By Nicolas P. Retsinas

Americans will be seeking out smaller houses on smaller lots and will be driving smaller cars.

Definitions shift. At the start of the 20th century, immigrants saw a home as an anchor in a safe harbor. Whether a ramshackle cottage, a tenement, or a farmstead amid a wasteland, the definition of home connoted a state of mind and not just the state of the physical structure.

Poor- to middle-class Americans rarely owned, much less hoped to own, those homes. They could not afford them — banks wrote five-year loans and demanded 50 percent down payments. The wealthy owned mansions, but a peripatetic class that summered in Newport, Rhode Island, wintered in Manhattan, and toured Europe in between did not want anchors. Ironically, while replete with a number of houses, the privileged of that era were "home-less."

Fast forward to the New Deal and post-World War II. Government subsidiaries, in the form of the federal housing and veterans administrations, ushered in the 20-year, fixed-rate mortgage with a 20 percent down payment. A new American middle class — homeowners — was formed.
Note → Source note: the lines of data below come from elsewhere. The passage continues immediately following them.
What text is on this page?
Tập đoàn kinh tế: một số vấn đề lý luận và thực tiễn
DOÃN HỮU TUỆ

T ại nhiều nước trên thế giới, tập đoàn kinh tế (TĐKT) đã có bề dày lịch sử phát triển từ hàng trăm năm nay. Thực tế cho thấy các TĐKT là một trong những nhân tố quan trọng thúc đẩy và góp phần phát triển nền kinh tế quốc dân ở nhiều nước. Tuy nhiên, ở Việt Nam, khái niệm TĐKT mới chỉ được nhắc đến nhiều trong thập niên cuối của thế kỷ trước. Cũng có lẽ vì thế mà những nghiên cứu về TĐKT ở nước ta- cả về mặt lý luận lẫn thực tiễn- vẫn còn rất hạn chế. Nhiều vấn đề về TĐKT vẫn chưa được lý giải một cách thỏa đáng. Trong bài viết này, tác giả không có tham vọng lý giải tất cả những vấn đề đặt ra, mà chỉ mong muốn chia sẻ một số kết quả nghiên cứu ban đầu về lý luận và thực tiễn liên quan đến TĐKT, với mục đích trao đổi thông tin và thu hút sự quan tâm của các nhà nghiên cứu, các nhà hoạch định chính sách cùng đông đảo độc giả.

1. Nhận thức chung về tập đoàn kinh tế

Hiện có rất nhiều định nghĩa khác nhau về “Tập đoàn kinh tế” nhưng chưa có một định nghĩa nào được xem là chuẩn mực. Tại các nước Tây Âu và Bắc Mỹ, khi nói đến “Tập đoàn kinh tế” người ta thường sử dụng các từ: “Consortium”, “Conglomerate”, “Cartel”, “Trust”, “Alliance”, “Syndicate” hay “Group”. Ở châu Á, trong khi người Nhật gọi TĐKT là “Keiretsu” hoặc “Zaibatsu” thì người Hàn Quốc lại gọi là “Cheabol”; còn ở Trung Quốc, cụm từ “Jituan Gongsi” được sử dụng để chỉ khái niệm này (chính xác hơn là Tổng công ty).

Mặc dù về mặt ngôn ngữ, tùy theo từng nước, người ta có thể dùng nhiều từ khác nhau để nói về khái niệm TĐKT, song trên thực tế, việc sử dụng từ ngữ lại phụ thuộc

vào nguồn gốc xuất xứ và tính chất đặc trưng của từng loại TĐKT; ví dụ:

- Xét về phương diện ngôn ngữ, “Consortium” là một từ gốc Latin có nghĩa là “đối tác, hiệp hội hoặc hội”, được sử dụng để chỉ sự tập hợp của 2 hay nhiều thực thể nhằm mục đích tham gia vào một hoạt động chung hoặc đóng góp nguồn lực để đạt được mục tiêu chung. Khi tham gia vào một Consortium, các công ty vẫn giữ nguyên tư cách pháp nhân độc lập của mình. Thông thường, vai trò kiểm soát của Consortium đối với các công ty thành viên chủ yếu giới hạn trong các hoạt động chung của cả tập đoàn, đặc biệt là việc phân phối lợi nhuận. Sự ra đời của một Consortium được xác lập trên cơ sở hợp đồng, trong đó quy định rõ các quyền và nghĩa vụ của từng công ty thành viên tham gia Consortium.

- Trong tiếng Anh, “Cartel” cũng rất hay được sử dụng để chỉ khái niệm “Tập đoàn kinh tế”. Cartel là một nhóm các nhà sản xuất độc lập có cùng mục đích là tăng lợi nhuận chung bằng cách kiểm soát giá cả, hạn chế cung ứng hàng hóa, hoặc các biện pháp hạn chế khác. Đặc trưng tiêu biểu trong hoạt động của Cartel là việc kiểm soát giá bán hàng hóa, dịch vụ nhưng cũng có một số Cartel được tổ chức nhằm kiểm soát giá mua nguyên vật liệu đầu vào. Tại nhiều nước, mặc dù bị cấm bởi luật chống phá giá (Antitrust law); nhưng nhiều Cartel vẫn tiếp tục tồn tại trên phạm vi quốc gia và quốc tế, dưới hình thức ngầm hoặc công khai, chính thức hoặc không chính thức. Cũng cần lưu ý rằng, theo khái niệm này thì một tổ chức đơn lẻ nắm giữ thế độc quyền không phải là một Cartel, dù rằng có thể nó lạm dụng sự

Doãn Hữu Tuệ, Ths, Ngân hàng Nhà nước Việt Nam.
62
The American dream (think Levittown) was a three-bedroom expandable Cape Cod — and the factory worker could own one.

A home became a vehicle for enforced savings, a hedge against inflation. The family that bought a three-bedroom Cape in the 1960s expected to pay off the mortgage, celebrating with mortgage-burning parties, and to have a post-retirement nest egg, the remainder of which they could bequeath to their children. The home still remained primarily an anchor. With a new job, or a new baby, a family might pull up stakes, but most stayed on, and instead, might expand their house by building an extension.

The 1990s ushered in a flurry of economic phenomena: new mortgage products (interest only, negative amortization, no downpayment), the bundling and selling of mortgages to the secondary market, the ascendance of mortgage banks and mortgage brokers, and the demographic surge of new households in various parts of the country. Everybody, even those with shaky credit, could buy a home. In addition, the value of every home seemed to outstrip inflation.

The definition of a home changed: It was now an almost fungible investment. Owners used their homes as ATMs (automatic teller machines), borrowing against their ever-rising equity. "Flipper" entered the lexicon, applying to buyers who expected to sell their new home within a few years — at a profit — and then repeat the process.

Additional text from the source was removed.